A roughed out model with no detail at all, but one that has the appropriate scale to come close to the real thing.
That will give you all your basic quantities (sf walls, sf roof, sf soffit, window counts and sizes, same with doors, concrete slab areas, foundation footages, yadda, yadda, yadda) to which you apply your cost factors, and come up with a reasonably good budget figure.
You are overthinking this. It ain't rocket science.
Sure, I don't know whether the walls are 8, 9, or 10, but I'll guess something that won't be far off. For that southern ranch with wraparound porch, I would guess at 9, and if it were actually 10, the extra lumber and sheetrock would not amount to much.
Basement? That is pretty much answered by the locale and what the buyer has to say about things. Down there it would likely be done as a perimeter footing, short walls, and a whole bunch of interior pads and piers. Just pop in a grid of them at 10x10 spacing, and get on with the floorframe.
Structural bearing? Who needs that at conceptual pricing time?

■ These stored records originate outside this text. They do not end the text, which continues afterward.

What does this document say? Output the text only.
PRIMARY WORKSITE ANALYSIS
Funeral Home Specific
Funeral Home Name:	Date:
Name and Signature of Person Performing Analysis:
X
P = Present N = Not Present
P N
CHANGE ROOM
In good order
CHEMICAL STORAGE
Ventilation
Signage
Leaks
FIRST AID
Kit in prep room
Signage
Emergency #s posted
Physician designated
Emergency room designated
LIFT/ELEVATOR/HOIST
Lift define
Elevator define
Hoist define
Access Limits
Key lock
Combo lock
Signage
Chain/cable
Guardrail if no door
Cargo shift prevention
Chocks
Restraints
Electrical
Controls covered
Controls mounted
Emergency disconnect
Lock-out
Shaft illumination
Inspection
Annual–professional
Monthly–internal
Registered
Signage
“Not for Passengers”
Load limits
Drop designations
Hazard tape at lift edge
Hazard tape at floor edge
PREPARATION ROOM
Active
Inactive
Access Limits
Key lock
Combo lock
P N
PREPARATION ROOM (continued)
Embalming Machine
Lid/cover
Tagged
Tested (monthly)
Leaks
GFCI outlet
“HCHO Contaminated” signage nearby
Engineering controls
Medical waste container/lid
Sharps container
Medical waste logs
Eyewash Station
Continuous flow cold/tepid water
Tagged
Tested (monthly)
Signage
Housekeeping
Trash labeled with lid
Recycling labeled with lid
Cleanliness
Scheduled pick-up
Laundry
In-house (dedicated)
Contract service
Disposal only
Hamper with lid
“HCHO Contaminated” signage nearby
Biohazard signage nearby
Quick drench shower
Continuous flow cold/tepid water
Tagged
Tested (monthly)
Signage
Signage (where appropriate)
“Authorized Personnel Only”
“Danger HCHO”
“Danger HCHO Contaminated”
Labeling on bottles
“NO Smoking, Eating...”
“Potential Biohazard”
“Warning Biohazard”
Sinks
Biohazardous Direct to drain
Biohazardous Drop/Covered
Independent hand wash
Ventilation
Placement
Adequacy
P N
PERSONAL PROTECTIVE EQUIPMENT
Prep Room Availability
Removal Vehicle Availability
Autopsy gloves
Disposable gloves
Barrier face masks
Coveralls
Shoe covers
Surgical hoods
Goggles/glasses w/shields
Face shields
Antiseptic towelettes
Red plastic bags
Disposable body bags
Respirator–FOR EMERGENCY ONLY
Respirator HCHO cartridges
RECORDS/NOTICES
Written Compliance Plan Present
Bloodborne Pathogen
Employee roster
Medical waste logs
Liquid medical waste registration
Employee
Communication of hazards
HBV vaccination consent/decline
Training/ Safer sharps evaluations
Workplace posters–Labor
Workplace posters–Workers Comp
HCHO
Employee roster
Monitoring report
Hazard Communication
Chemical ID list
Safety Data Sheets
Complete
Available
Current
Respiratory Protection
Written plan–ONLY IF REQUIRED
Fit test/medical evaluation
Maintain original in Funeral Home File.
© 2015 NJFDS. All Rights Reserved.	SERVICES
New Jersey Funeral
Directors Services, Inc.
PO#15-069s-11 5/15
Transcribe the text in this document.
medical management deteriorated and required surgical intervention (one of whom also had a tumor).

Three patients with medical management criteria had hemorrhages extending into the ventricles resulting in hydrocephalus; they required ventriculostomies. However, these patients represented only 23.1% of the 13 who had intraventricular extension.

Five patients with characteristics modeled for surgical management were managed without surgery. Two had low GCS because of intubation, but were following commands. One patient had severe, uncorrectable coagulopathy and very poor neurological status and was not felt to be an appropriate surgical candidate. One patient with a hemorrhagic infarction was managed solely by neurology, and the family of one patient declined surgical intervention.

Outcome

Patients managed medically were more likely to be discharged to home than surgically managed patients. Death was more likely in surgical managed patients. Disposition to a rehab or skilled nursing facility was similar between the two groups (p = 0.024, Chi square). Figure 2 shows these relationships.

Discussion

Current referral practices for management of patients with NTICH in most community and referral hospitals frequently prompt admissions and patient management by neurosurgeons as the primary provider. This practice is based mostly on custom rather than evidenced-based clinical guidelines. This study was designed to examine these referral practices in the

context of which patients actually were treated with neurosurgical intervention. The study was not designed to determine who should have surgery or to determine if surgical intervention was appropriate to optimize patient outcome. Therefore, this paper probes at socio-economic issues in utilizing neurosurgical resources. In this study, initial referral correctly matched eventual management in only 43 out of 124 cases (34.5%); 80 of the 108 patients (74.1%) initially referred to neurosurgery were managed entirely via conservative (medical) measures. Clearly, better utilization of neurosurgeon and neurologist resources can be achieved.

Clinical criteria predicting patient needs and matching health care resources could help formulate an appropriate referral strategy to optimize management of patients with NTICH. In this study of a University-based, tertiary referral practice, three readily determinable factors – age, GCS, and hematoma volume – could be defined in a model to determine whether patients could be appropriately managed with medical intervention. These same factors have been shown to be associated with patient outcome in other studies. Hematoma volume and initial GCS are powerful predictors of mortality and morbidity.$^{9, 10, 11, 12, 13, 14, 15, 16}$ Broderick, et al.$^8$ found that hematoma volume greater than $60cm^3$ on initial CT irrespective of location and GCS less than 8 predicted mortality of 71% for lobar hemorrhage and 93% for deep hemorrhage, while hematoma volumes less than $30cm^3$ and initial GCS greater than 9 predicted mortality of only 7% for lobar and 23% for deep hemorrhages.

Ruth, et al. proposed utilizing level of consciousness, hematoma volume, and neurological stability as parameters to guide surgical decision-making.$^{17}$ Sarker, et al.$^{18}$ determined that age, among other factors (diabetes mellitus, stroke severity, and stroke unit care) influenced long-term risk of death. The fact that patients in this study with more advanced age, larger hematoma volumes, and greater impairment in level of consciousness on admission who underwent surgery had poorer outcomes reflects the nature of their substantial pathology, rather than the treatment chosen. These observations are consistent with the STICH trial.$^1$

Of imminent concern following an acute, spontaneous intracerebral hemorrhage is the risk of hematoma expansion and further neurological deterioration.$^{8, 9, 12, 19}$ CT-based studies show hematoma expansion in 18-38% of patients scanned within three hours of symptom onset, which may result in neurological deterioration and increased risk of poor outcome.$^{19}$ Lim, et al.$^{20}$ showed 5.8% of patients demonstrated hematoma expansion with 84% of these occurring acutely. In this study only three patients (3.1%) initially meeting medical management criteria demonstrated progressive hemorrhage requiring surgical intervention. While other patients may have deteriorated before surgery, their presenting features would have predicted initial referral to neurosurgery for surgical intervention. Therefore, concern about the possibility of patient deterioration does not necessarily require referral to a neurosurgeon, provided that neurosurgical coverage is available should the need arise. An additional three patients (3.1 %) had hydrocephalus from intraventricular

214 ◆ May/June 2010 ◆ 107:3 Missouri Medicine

Gene - this is not conceptual - it is bidding we have been talking about. If you only want ballpark there is no need for any of this.But if you want some sort of accuracy to give it real world meaning, then yes bear types has meaning. If you have wide open spaces or cantilevers it increases the use of engineered wood which - last time i checked - is quite a bit more expensive than solid frame lumber.You want real hardwood floors or cheap sheet vinyl?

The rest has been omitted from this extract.